Italy under attack

(To Alessandro Rugolo)
20/11/18

Italy has long been in the sights of hackers, but until recently it seemed that nobody was interested. But this time it's different.

Rumors have already circulated about a cyber attack that would have hit the judicial offices. This time, however, the rumors follow the facts, and the facts consist of the first press conference held by Professor Roberto Baldoni, Cyber ​​Deputy Director General of the Department of Security Information.

This time the attack went to sign and it seems that many people are worried.

Online Defense is invited to the press conference, as the main newspapers. We are all together waiting for the arrival of Professor Baldoni, in a small but splendid room, with the ceiling completely frescoed, of Palazzo Verospi in Via dell'Impresa in Rome.

Object of the meeting: hacker attack on the PEC of judicial offices and ongoing initiatives of the Presidency of the Council of Ministers.

The meeting is cordial, Professor Baldoni illustrates the situation. Few are the details. On the other hand it is normal, there are ongoing investigations.

The occasion, not particularly festive, however, allows us to take stock of an increasingly popular topic in Italy and the world: computer security.

A company supplying PEC (Certified Electronic Mail) services to Public Administrations, but not only, has noticed that it is under attack, they are 17.15 of the November 12.

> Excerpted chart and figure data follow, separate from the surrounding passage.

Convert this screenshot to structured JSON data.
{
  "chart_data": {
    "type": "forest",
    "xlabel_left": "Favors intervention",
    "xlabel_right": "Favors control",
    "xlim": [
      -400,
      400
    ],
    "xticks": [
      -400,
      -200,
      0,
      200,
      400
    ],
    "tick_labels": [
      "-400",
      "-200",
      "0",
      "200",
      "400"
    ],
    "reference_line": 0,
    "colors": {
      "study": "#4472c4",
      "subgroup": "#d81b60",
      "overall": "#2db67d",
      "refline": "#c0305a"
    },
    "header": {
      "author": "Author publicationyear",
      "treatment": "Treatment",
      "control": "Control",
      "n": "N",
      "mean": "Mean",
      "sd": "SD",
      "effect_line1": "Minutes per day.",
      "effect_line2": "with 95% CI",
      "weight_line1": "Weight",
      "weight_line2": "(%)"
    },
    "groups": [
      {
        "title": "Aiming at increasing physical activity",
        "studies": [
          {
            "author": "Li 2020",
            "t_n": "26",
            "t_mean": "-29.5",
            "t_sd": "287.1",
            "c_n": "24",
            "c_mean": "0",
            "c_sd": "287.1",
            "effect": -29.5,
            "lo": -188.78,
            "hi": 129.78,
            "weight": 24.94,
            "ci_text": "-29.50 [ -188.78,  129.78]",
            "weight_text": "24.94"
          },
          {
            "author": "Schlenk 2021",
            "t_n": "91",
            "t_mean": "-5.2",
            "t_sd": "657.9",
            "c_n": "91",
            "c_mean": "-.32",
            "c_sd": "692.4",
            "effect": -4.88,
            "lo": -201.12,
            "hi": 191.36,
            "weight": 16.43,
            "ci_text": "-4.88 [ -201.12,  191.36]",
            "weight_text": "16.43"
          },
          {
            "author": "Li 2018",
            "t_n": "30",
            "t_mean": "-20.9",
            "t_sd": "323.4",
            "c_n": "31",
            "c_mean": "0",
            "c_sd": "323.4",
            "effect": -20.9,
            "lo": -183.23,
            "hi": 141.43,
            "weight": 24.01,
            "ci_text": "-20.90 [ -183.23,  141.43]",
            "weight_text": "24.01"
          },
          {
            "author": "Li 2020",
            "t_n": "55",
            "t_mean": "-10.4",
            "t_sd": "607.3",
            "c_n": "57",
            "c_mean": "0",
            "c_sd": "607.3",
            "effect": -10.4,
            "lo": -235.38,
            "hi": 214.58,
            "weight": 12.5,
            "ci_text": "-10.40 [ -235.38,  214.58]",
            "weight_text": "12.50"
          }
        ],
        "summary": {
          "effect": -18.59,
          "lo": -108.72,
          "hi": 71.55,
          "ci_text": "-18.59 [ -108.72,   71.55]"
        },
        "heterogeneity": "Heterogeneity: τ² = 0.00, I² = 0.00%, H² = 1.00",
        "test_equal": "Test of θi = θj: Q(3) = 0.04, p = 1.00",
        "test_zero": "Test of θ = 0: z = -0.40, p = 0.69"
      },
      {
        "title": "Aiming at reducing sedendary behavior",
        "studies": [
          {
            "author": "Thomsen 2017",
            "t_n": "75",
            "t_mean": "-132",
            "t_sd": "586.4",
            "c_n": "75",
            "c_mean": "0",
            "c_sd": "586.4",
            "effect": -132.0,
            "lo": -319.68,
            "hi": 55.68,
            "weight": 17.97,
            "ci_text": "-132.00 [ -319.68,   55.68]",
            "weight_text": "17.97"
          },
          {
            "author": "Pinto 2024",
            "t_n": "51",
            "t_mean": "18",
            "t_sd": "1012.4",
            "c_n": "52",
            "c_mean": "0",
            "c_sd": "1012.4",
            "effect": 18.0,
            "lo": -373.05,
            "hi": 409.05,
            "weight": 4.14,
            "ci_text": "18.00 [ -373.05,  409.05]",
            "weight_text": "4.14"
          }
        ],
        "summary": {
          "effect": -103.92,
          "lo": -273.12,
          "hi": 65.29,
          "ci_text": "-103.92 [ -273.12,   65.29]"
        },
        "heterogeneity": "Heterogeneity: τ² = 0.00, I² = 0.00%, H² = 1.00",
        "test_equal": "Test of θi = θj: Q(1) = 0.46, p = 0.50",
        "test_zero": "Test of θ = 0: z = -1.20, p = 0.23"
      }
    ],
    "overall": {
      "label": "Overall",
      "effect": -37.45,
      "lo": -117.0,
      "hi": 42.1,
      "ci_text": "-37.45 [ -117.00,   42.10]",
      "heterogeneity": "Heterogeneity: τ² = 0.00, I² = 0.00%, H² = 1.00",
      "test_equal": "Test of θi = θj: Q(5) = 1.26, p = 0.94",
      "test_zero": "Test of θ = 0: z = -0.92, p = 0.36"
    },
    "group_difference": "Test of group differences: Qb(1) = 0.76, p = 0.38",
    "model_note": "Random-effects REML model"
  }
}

As a precaution, waiting to better understand what is happening, the services are blocked.

The 13 November at 12.00 the incident is notified to the CNAIPIC (National Anti-Crime Center for the Protection of Critical Infrastructures) of the Postal Police. From that moment the activities officially involve the DIS with its structures.

Between the 14 and the 15 November we inform the president of the council of ministers, while everyone is busy to evaluate the extent of the attack, the risks, the countermeasures to be adopted, the containment measures.

Monitoring of the situation is very important. Continuous analysis will try to understand who led the attack and especially if it is still inside the systems, dormant, waiting to hit again.

Frenzy activities continue between the 16 and the 19 November. The November 19 from the 15.30 to the approximately 17.00 meets the technical CISR (Interministerial Committee for the Security of the Republic). From the meeting emerge three urgent actions to pursue:

- of a regulatory nature, through the adoption of specific cyber security measures;

- contractual, through the inclusion of appropriate measures in procurement contracts for goods and services based on the impact on national security;

- operating, with the launch of the National Evaluation and Certification Center.

The briefing, institutional but clear, is followed by a session of questions and answers to which Professor Baldoni does not escape, even if he can not give details or confirm hypotheses or simple entries collected on the web.

There are those who speak of APT (Advanced Persistent Threat), there are those who admit that they are not an expert and asks to know the name of the company attacked, there are those who ask to know what kind of attack it was.

The deputy general manager is clear, it was the biggest hacker attack in Italy since his inauguration leading the new DIS structure. An extended attack, perhaps not too complex, but involving 30.000 domains, about 500.000 mailboxes, more than 90.000 PEC boxes, the service that allows the exchange of Certified Electronic Mail between Public Administrations, have been esfiltrati (read "stolen") personal data and passwords (encrypted).

Hundreds of people, technicians and others, have worked in these days to solve the problem.

The professor is sure that the attack is over, we wish it.

The fact remains that Online Defense for a long time he tries to say his, especially on the lack of adequate institutional investments and the opportunity is good to put the question directly at the top: what do you plan to do to change things?

Without adequate investment there will never be interest in Italy in developing such a complex capacity. Money does not do everything but help, move industries and push individuals to improve, study and invest in an expert Cyber ​​future.

We need a strong industry, European or national, that takes care of the problems of the sector, but first of all we need people who believe in it and want a different Italy and on a par with other countries.